Whether or not the behaviour or value of paying with your actual mobile device will ever beat some other payment device i.e. card, sticker, embedded chip etc. I am not sure anymore. Can mobile interaction better the already pretty slick process of contactless plastic? Chip & Pin? Maybe America was forcing the hand of a move to mobile payments by choosing to go chip & signature instead. (You fine American folk seem to love paper almost as much as you love guns)
You can lead a horse to water…
Mobile payments adoption has been slow and fragmented so far. Even the deified Apple Pay is not getting the traction we had all hoped. Even rich people who can afford an iPhone 6 are too lazy to stop using plastic cards and paper money it seems. It may need a generational shift to make it truly mainstream, the children for which plastic swiping and inserting habits are not yet ingrained.
We are yet to see software based payments really come into their own. Tokenisation and in app payments and stores without physical checkouts are all at the experimental stage at the moment and there are a whole host of design and behaviour challenges to overcome before we move away from the act of inserting or tapping to pay altogether. For most plastic still is the main form of payment interaction.
The changes to plastic cards over the years that have made it to near ubiquity are those proposed by the EMV giants. Chip cards and contactless being the big ones. Very worthwhile changes at differing levels of adoption. All the other trials and examples have not really gotten close. Could that change? What if these trials involved more companies? What if some of those Kickstarter experiments actually were moderately successful? Results of trials were shared more widely? Opened up somehow?
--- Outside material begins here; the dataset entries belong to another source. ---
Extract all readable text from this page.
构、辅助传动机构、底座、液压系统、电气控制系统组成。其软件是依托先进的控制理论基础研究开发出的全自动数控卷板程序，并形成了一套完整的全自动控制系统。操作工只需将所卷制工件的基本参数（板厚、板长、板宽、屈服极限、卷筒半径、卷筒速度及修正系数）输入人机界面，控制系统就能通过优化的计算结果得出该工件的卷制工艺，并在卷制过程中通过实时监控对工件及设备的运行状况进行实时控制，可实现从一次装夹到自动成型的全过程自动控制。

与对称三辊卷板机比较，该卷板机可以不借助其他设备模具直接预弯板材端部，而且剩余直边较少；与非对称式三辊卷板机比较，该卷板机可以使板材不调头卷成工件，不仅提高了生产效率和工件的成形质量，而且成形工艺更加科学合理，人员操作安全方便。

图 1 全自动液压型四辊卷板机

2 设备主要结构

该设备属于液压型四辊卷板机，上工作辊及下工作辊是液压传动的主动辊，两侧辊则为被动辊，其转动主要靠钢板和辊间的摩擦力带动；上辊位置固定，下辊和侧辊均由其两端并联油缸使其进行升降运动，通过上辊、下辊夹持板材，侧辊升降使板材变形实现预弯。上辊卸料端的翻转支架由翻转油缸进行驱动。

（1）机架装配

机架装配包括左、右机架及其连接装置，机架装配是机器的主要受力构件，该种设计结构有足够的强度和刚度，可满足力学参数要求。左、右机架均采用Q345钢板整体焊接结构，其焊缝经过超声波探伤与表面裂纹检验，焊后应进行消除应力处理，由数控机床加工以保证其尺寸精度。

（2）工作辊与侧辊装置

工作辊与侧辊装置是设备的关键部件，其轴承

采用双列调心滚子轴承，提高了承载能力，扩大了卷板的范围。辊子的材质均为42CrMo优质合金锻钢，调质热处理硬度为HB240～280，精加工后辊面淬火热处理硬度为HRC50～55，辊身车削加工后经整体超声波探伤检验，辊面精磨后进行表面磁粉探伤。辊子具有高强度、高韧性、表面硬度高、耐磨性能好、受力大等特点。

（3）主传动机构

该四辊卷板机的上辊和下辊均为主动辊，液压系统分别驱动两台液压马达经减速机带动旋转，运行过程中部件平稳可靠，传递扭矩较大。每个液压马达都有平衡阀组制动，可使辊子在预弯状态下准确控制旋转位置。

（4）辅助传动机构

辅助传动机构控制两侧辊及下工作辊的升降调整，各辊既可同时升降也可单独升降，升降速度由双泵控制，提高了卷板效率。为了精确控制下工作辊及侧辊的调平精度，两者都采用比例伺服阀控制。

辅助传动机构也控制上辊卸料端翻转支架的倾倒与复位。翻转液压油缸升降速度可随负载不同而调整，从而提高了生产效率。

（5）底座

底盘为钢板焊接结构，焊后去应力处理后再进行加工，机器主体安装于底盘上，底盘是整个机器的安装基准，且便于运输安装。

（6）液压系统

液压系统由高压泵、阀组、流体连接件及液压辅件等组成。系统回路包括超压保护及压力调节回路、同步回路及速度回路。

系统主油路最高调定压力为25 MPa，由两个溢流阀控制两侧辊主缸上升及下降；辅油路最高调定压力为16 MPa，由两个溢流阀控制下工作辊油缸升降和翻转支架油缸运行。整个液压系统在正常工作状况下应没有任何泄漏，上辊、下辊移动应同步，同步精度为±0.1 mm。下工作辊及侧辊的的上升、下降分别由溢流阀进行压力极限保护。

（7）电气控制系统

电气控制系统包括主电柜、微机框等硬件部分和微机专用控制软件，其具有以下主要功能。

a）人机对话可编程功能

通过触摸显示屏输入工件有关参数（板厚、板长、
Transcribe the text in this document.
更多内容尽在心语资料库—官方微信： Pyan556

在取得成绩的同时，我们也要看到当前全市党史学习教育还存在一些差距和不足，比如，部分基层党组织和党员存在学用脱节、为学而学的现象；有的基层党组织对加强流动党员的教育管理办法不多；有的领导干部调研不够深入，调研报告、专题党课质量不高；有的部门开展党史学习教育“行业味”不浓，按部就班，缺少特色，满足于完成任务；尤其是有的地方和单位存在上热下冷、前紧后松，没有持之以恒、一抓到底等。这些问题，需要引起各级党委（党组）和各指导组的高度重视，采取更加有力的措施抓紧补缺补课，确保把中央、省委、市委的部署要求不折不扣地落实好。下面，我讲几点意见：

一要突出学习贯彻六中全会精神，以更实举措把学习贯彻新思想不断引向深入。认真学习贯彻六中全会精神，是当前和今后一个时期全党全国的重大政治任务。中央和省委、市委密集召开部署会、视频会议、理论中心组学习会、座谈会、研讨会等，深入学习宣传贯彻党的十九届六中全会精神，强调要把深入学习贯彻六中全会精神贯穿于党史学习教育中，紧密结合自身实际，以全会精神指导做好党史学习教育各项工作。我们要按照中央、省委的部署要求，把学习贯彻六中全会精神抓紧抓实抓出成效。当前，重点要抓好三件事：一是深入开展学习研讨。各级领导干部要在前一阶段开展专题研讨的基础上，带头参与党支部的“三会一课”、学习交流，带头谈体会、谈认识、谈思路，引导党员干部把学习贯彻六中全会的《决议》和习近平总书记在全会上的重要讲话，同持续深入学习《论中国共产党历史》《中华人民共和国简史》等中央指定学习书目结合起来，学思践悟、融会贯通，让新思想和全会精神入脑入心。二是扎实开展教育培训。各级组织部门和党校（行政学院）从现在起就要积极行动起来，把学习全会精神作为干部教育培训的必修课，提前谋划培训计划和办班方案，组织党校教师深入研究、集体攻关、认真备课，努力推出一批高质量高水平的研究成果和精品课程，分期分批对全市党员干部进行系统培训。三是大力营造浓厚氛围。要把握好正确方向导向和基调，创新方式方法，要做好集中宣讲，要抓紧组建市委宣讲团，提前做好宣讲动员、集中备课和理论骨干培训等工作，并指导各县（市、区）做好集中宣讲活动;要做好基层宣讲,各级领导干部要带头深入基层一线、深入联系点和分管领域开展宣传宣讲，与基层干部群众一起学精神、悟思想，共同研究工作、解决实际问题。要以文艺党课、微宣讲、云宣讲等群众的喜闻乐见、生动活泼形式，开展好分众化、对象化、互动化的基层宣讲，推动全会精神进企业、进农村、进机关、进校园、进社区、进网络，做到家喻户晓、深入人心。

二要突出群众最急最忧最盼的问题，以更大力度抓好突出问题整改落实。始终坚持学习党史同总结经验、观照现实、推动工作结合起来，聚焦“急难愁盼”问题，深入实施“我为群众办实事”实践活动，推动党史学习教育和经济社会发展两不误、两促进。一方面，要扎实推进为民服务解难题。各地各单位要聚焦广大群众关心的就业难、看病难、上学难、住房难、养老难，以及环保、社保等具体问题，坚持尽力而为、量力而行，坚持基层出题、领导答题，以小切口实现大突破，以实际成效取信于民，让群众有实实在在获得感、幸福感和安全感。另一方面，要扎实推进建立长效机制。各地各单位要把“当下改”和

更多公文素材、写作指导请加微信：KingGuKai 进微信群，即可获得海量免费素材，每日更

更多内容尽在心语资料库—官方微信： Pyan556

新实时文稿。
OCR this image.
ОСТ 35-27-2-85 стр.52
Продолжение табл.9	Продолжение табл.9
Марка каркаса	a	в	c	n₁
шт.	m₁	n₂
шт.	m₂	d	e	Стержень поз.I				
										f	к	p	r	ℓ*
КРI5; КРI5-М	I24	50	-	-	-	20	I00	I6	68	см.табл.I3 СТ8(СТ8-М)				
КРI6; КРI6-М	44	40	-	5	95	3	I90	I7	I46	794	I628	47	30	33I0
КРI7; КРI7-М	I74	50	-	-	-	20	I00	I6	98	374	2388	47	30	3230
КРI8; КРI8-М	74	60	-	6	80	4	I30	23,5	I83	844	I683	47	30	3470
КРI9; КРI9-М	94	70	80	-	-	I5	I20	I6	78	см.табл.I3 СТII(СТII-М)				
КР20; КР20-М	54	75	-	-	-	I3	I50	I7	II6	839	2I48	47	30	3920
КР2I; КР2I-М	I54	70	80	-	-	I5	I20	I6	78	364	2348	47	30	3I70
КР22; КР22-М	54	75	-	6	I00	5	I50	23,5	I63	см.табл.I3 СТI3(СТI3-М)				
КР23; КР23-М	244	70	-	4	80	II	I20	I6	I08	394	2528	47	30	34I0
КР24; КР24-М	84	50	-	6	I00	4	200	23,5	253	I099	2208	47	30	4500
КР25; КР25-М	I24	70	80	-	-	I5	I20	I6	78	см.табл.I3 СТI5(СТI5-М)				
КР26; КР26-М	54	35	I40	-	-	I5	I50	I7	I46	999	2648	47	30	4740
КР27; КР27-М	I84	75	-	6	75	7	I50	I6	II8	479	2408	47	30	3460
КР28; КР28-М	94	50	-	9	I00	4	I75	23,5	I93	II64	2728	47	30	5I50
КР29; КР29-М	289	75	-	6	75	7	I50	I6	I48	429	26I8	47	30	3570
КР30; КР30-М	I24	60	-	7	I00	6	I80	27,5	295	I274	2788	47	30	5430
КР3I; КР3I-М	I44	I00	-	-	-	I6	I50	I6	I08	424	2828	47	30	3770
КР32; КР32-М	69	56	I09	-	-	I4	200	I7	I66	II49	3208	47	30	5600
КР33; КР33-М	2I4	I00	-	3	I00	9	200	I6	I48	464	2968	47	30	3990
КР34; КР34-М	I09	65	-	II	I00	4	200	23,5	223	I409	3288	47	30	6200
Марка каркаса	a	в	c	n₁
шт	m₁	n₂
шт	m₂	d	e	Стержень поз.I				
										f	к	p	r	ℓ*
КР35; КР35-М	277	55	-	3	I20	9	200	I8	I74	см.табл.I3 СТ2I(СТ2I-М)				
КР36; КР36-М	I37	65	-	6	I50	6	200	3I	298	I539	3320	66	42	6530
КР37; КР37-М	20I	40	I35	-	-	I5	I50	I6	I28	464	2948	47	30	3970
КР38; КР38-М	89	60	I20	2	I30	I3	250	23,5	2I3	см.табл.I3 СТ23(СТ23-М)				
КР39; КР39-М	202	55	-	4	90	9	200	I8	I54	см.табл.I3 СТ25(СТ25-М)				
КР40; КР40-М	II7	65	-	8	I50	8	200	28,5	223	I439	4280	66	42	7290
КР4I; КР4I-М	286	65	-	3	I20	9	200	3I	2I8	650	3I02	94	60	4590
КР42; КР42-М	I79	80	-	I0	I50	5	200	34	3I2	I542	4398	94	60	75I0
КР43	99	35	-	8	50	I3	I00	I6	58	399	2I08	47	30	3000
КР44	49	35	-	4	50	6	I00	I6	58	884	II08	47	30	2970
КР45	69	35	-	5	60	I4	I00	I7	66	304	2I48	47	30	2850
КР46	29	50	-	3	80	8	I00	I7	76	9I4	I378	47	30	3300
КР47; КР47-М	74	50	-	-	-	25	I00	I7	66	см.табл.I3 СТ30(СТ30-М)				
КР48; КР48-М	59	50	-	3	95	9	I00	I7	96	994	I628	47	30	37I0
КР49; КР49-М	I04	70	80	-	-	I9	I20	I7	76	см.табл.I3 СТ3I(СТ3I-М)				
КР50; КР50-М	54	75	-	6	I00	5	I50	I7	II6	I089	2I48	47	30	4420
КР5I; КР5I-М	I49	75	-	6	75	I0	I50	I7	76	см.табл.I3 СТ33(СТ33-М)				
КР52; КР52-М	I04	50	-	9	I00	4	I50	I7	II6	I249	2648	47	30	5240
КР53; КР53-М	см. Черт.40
Share more and maybe the chance of growing and wider adoption increases.
If you really are as customer centric as you say you are then you are industry centric too and not just in it for yourselves. Hippy Utopian dreamer that I am I know this is probably unrealistic. When atoms are involved it gets harder, when payments networks and regulations are involved that difficulty level passes extreme add in ego, greed and competitiveness and we can see why payments evolution has taken so long.
The finishing line
What I would really like to see gain a lot of interest and PR is the results of these trials. Let us know how many people tried them, how far and wide they have been rolled out, Did they solve the problem you thought they would? Did new interesting problems arise? Will they replace all cards going forwards? Will there be a phase two? What have you actually learnt from the trial? Those answers are the rewards for the company running the trial I suppose (to the pioneer the spoils) but I think it would make for a much more worthwhile experiment and more laudable PR if more of the hypotheses and results were shared rather than just the shiny faster plastic horse. Show the thing yes, but show more of the thinking and working out too.
Aden Davies is a financial services and enterprise innovation specialist. Aden worked at HSBC for over seventeen years in a variety of technical roles across multiple businesses and regions. The last seven years in the Innovation Function. Aden's primary role was to research new technologies and trends and understand how they could impact both financial services and a global enterprise. He is now on the search for something new.